On March 1, 2018 the Board of Directors approved a reduction in the exercise price of 6,000,000 stock options issued to the Company’s CEO on August 22, 2016. The First tranche of 2,000,000 will be exercisable at $0.10 per share and the second and third tranches of 2,000,000 will be exercisable at $0.15 per share. The remainder of the terms remain unchanged.
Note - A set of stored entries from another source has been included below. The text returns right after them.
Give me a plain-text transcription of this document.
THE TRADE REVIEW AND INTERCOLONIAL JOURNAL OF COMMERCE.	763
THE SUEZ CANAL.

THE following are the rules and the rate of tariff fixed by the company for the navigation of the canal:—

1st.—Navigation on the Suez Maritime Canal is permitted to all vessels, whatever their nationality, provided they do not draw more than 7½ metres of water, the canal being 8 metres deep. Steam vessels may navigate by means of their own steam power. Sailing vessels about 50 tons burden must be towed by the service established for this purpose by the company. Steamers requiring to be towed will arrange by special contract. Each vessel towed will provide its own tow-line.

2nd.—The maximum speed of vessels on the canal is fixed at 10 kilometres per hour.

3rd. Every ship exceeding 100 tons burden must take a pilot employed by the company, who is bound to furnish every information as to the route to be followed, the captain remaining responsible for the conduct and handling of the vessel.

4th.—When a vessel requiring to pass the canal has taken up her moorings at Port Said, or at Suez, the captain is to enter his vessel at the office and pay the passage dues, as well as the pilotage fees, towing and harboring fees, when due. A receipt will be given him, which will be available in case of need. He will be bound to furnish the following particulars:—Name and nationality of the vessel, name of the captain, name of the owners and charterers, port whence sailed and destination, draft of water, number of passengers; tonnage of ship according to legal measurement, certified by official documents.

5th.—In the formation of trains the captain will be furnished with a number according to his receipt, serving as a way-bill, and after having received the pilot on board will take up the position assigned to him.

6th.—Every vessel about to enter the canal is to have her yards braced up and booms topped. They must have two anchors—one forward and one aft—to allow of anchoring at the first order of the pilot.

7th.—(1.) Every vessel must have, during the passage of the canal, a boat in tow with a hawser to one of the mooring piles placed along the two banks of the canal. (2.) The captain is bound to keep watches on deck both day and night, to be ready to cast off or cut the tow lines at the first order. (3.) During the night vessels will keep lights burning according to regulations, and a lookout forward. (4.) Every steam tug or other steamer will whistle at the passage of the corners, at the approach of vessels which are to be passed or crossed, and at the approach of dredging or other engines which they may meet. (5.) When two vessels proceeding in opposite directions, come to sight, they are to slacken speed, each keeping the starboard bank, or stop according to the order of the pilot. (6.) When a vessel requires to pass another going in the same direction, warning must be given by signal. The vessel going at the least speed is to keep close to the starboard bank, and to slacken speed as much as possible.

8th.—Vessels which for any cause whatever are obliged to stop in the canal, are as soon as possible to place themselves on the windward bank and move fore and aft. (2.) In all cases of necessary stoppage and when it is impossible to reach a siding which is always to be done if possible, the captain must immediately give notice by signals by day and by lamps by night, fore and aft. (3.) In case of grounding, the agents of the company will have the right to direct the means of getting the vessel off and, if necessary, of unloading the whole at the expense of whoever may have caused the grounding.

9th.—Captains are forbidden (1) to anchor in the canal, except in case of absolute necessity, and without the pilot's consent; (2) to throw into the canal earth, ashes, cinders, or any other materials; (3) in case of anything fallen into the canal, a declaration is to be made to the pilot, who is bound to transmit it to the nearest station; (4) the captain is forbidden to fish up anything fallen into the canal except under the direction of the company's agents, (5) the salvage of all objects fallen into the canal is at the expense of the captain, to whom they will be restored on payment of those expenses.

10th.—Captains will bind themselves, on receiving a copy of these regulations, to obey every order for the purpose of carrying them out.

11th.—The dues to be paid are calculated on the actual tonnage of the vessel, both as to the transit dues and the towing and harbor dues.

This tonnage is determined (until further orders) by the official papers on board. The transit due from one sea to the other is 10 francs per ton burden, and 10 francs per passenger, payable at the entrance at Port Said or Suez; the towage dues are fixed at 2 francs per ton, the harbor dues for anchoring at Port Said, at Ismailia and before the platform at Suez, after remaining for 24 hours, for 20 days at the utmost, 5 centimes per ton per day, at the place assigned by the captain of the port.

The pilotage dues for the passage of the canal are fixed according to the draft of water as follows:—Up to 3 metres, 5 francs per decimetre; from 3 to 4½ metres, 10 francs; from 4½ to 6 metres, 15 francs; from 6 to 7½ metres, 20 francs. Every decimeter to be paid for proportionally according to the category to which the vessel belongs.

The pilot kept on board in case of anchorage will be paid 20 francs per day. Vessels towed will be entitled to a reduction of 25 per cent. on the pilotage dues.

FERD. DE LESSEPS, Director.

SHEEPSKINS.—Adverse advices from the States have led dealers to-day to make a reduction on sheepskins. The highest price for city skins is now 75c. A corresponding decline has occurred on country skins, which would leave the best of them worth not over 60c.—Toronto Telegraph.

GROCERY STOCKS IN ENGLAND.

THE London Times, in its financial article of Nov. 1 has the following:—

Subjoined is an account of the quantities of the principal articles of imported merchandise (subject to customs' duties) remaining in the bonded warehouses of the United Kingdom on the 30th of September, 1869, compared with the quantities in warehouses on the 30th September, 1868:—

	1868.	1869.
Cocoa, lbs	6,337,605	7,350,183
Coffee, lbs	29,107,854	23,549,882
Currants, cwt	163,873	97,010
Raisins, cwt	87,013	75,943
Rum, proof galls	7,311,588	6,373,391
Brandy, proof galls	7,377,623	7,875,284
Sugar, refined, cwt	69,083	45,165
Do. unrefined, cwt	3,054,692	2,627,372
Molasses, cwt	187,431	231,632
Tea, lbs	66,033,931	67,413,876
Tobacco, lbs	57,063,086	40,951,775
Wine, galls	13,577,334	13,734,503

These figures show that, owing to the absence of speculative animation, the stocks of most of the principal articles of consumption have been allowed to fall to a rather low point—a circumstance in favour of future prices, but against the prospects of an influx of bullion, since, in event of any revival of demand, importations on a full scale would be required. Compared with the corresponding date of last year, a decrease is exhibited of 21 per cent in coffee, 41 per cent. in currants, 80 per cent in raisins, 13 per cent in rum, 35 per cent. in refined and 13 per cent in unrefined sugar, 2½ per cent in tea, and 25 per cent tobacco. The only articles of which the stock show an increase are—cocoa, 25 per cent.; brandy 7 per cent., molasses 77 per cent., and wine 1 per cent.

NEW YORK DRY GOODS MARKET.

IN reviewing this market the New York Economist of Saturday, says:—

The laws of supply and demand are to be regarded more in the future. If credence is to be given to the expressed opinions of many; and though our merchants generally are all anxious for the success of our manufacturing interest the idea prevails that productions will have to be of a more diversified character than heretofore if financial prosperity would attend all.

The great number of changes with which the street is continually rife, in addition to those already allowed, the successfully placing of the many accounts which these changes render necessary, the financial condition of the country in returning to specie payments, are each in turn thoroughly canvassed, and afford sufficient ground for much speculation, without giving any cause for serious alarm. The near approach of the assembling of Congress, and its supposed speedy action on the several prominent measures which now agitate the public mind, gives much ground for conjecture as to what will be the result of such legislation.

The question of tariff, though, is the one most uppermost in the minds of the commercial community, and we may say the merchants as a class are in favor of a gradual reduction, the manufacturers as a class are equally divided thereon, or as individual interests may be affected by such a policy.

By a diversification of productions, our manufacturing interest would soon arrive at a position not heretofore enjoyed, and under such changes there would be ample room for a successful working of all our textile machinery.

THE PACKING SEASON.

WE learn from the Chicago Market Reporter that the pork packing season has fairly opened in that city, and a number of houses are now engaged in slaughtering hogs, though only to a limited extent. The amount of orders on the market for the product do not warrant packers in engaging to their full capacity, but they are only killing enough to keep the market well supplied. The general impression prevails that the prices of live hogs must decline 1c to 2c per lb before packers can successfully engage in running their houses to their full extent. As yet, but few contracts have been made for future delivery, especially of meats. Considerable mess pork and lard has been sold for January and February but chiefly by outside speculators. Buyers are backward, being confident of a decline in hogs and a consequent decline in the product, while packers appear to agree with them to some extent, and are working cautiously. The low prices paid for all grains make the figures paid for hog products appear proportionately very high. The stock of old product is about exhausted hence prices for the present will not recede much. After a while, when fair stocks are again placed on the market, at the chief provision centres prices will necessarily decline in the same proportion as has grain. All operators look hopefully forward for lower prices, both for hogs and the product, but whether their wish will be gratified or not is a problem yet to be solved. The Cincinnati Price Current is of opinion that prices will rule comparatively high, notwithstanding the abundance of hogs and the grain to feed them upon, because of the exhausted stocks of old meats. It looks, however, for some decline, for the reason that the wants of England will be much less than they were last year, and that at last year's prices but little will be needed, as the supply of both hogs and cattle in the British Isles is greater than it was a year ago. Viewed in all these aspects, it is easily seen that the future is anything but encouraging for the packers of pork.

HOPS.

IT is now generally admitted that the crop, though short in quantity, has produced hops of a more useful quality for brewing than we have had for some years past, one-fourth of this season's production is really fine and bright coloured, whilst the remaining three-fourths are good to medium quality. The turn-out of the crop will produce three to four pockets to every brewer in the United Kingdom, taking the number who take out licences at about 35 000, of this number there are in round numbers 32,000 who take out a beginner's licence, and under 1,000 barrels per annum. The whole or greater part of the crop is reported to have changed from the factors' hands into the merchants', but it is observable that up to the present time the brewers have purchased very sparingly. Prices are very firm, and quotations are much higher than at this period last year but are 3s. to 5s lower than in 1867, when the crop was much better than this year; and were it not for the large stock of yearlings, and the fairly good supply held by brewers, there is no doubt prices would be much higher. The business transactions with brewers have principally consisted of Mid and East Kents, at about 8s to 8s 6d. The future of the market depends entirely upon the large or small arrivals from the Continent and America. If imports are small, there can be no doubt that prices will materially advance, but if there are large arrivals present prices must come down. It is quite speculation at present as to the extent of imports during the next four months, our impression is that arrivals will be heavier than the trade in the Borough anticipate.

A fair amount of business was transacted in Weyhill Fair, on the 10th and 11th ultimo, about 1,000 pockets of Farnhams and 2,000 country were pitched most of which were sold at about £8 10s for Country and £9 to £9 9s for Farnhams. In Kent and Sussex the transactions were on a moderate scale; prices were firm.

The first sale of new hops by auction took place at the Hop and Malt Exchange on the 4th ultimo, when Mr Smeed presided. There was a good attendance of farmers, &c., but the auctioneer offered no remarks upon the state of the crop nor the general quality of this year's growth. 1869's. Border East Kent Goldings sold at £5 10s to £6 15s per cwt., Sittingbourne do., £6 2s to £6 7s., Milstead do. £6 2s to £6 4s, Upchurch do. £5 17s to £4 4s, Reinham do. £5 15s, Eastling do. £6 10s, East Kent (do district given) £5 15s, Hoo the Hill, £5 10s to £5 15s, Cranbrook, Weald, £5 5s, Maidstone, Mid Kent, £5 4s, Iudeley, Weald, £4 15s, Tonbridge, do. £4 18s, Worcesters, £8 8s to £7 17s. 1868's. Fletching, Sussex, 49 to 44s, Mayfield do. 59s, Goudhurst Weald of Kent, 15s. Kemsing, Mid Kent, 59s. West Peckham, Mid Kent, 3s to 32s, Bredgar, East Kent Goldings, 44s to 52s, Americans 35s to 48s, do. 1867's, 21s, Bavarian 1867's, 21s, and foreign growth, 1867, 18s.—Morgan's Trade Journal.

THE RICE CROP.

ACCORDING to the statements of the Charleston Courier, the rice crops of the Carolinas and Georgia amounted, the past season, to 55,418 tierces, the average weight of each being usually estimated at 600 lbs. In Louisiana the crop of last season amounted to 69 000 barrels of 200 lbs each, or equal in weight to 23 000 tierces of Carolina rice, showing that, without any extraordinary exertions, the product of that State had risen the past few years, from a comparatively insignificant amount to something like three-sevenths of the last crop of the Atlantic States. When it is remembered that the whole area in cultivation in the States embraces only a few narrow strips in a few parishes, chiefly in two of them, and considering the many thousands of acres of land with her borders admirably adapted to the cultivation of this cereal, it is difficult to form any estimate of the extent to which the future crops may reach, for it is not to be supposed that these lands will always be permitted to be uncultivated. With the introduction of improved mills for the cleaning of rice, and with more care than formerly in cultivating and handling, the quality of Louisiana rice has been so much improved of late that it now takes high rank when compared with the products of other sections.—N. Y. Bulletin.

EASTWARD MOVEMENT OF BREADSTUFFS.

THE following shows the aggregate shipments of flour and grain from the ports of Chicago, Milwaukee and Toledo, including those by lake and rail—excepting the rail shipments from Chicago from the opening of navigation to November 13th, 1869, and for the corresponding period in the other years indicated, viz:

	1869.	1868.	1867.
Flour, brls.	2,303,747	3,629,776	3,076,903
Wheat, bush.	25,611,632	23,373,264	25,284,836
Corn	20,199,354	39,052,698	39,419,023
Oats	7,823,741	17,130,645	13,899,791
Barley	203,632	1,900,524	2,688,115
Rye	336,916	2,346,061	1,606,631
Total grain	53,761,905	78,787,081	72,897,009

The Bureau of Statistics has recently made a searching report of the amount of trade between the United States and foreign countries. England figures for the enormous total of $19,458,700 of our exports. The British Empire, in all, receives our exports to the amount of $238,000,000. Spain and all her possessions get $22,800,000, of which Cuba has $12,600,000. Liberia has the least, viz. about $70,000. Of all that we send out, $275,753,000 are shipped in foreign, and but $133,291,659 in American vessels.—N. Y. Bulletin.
On February 12, 2018, Loraine Upham was appointed as Chief Operating Officer. The Company and Ms. Upham entered into an Executive Retention Agreement pursuant to which Ms. Upham was engaged as Chief Operating Officer with an annual salary of $200,000. However, Ms. Upham’s salary shall accrue until the Company has raised a minimum of $1,250,000. Ms. Upham is eligible for bonuses as determined by the Board of Directors. These include a bonus of $20,000 is to be paid upon the Company successfully raising $1,250,000 through the sale of equity; an annual performance bonus based on milestones related to clinical progress, partnering and fund raising success to be established by the Board of Directors or the Compensation Committee, if in existence on an annual basis. In addition, Ms. Upham received a stock option to purchase 4,000,000 shares of common stock under the Company’s Amended and Restated 2011 Stock Incentive Plan, vesting over three (3) years, one third on the first anniversary of the effective date and the balance in equal quarterly installments. The exercise price of the initial tranche of options (1,333,334 shares) shall be $0.06 per share, the second tranche (1,333,333 shares) shall be $0.10 per share and the final tranche (1,333,333 shares) shall be $0.20 per share. The term of the options is five years. Ms. Upham resigned from the Company on November 30, 2018. As a result of her resignation all of her stock options were terminated and returned to the option pool. Her accrued salary and vacation of $188,716 will be paid once the funding is obtained.


Consulting Agreement


On April 1, 2018, the Company entered into a Corporate Advisory Agreement with a consultant. Services commenced May 1, 2018 for a term of one year with an option to renew for an additional six months. Compensation pursuant to the agreement is as follows: (1) a monthly fee of $6,500 paid in cash, and (2) 3,000,000 shares of restricted common stock of which 1,400,000 shares were deliverable upon execution of the agreement and the remaining 1,600,000 delivered in monthly installments of 400,000 shares as long as the agreement has not been terminated. Included in accrued expenses is the monthly fee totaling $110,500 and the fair value of the shares of common stock totaling $211,600, as the shares have not been issued as of December 31, 2020. During January 2021, the Company issued the consultant 132,000 shares of its Series B Preferred Stock in full payment of these obligations.